Larangan Eks Napi Nyaleg, Bentuk Penyelenggaraan Negara yang Bersih

Sebagai upaya  menjamin  kualitas dan integritas dari orang-orang yang bakal dipilih oleh masyarakat.

Oleh:
Rofiq Hidayat
Bacaan 2 Menit
Acara uji publik rancangan PKPU yang digelar di kantor KPU, Selasa (7/6). Foto: RES
Acara uji publik rancangan PKPU yang digelar di kantor KPU, Selasa (7/6). Foto: RES

Komisi Pemilihan Umum (KPU) bersikukuh memasukan aturan pelarangan bagi mantan narapidana korupsi masuk dalam Peraturan KPU (PKPU). Alasannya, pengaturan tersebut  sebagai bentuk dari penyelenggaraan negara yang bersih dan bebas dari korupsi, kolusi dan nepotisme.

 

“KPU bekerja tidak hanya berpedoman pada UU terkait dengan pemilu, tapi juga UU lain yang relevan.

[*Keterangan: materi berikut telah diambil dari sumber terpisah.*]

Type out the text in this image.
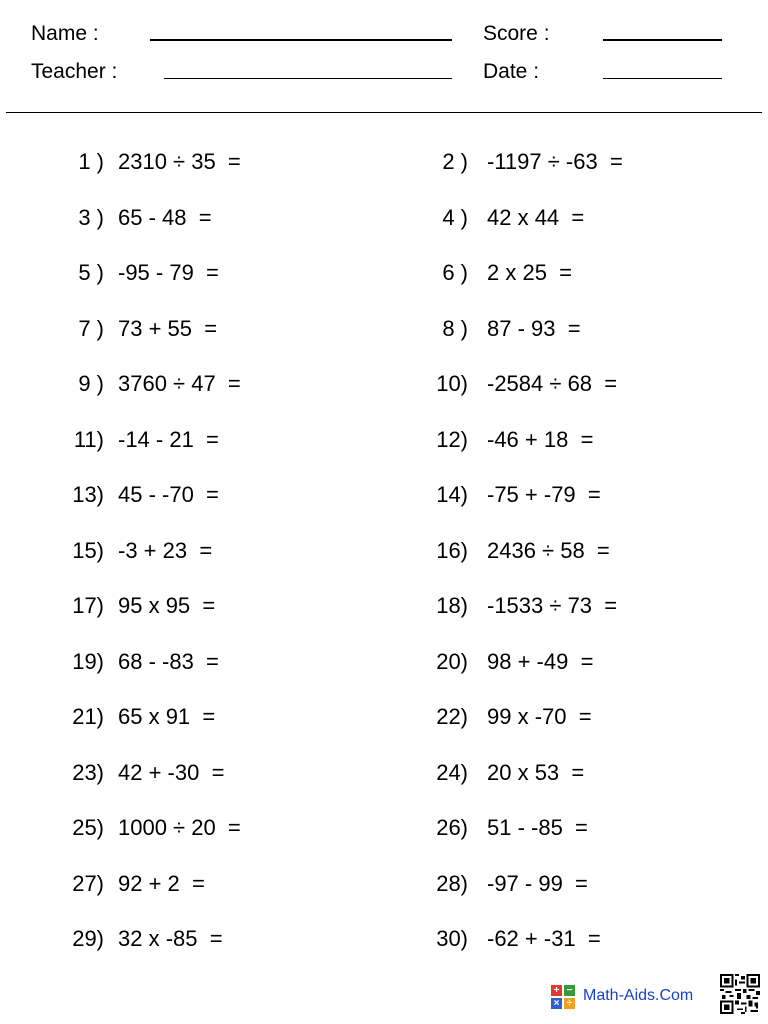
Name :
Teacher :
Score :
Date :
1 ) 2310 ÷ 35  =	2 ) -1197 ÷ -63  =
3 ) 65 - 48  =	4 ) 42 x 44  =
5 ) -95 - 79  =	6 ) 2 x 25  =
7 ) 73 + 55  =	8 ) 87 - 93  =
9 ) 3760 ÷ 47  =	10) -2584 ÷ 68  =
11) -14 - 21  =	12) -46 + 18  =
13) 45 - -70  =	14) -75 + -79  =
15) -3 + 23  =	16) 2436 ÷ 58  =
17) 95 x 95  =	18) -1533 ÷ 73  =
19) 68 - -83  =	20) 98 + -49  =
21) 65 x 91  =	22) 99 x -70  =
23) 42 + -30  =	24) 20 x 53  =
25) 1000 ÷ 20  =	26) 51 - -85  =
27) 92 + 2  =	28) -97 - 99  =
29) 32 x -85  =	30) -62 + -31  =
+ −
× ÷ Math-Aids.Com
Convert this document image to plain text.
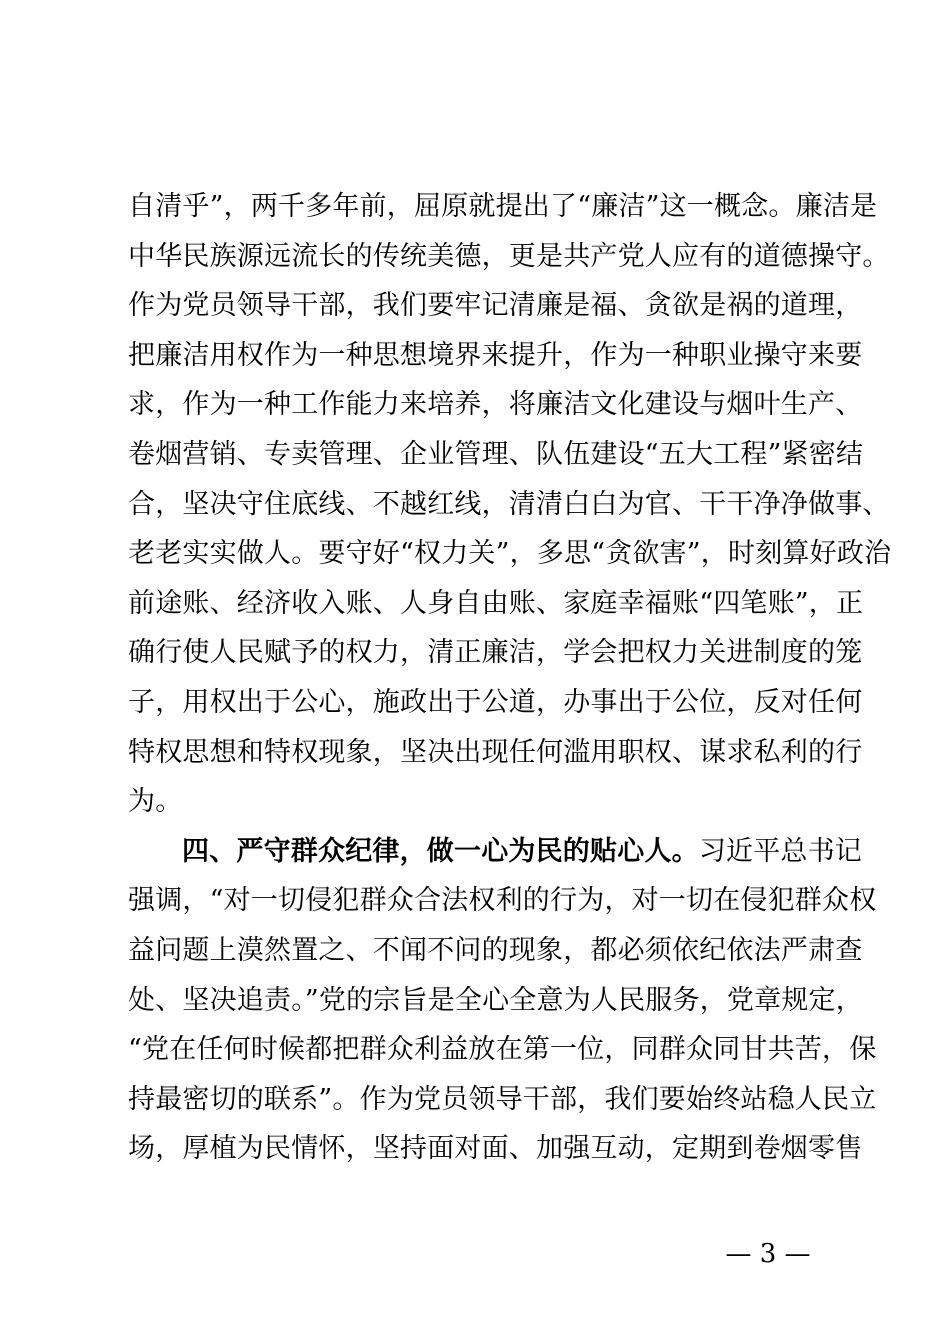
自清乎”，两千多年前，屈原就提出了“廉洁”这一概念。廉洁是
中华民族源远流长的传统美德，更是共产党人应有的道德操守。
作为党员领导干部，我们要牢记清廉是福、贪欲是祸的道理，
把廉洁用权作为一种思想境界来提升，作为一种职业操守来要
求，作为一种工作能力来培养，将廉洁文化建设与烟叶生产、
卷烟营销、专卖管理、企业管理、队伍建设“五大工程”紧密结
合，坚决守住底线、不越红线，清清白白为官、干干净净做事、
老老实实做人。要守好“权力关”，多思“贪欲害”，时刻算好政治
前途账、经济收入账、人身自由账、家庭幸福账“四笔账”，正
确行使人民赋予的权力，清正廉洁，学会把权力关进制度的笼
子，用权出于公心，施政出于公道，办事出于公位，反对任何
特权思想和特权现象，坚决出现任何滥用职权、谋求私利的行
为。
四、严守群众纪律，做一心为民的贴心人。习近平总书记
强调，“对一切侵犯群众合法权利的行为，对一切在侵犯群众权
益问题上漠然置之、不闻不问的现象，都必须依纪依法严肃查
处、坚决追责。”党的宗旨是全心全意为人民服务，党章规定，
“党在任何时候都把群众利益放在第一位，同群众同甘共苦，保
持最密切的联系”。作为党员领导干部，我们要始终站稳人民立
场，厚植为民情怀，坚持面对面、加强互动，定期到卷烟零售
— 3 —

Salah satunya adalah UU No.28 Tahun 1999 tentang Penyelenggaraan Negara yang Bersih dari Korupsi, Kolusi dan Nepostime,” ujar komisioner KPU Wahyu Setiawan.

 

Dalam menyusun PKPU, lanjut Wahyu, pihaknya mendengar aspirasi publik perihal daya rusak yang luar biasa dari kejahatan tindak pidana korupsi. Atas dasar itu, dua alasan yakni menuju penyelenggaraan negara yang bersih dan daya rusak luar biasa dari kejahatan korupsi, yang melatari terbitnya larangan mantan narapidana korupsi menjadi calon legislatif.

 

Pasal 8 ayat (1) huruf j rancangan PKPU menyebutkan, Bakal calon anggota DPR, DPRD Provinsi, dan DPRD Kabupaten/Kota adalah Warga Negara Indonesia dan harus memenuhi persyaratan:…j. bukan Mantan Terpidana bandar narkoba, kejahatan seksual terhadap anak, atau korupsi;”.

 

Menurut Wahyu, meski mendapat penolakan dari kalangan parlemen dan pemerintah, keberadaan pasal tersebut tetap tercantum alias tidak mengalami perubahan. Ia mempersilakan bagi pihak yang merasa keberatan dengan pasal tersebut untuk menujinya ke Mahkamah Agung (MA). “Jadi siapapun dipersilakan jika akan melakukan pengujian PKPU,” ujarnya.

 

KPU sendiri telah menyiapkan argumentasi apabila PKPU tersebut diuji materi. Menurut Wahyu, dalam menyusun  PKPU ini, pihaknya telah melakukan diskusi dengan para akademisi, kelompok pemerhati penyelenggaraan pemilu yang bersih, ahli hukum pidana dan tata negara.

 

Sementara itu, Ketua Komisi II Zanudin Amali berpandangan dalam pembuatan PKPU mestinya tidak boleh bertentangan dengan UU No. 7 Tahun 2017 tentang Pemilu. Sebab PKPU menjadi bagian aturan dalam sistem peraturan perundang-undangan. Secara kedudukan hukum, PKPU mesti tunduk dengan aturan di atasnya, yakni UU Pemilu. Ditambah lagi KPU merupakan bagian dari eksekutif pelaksana UU.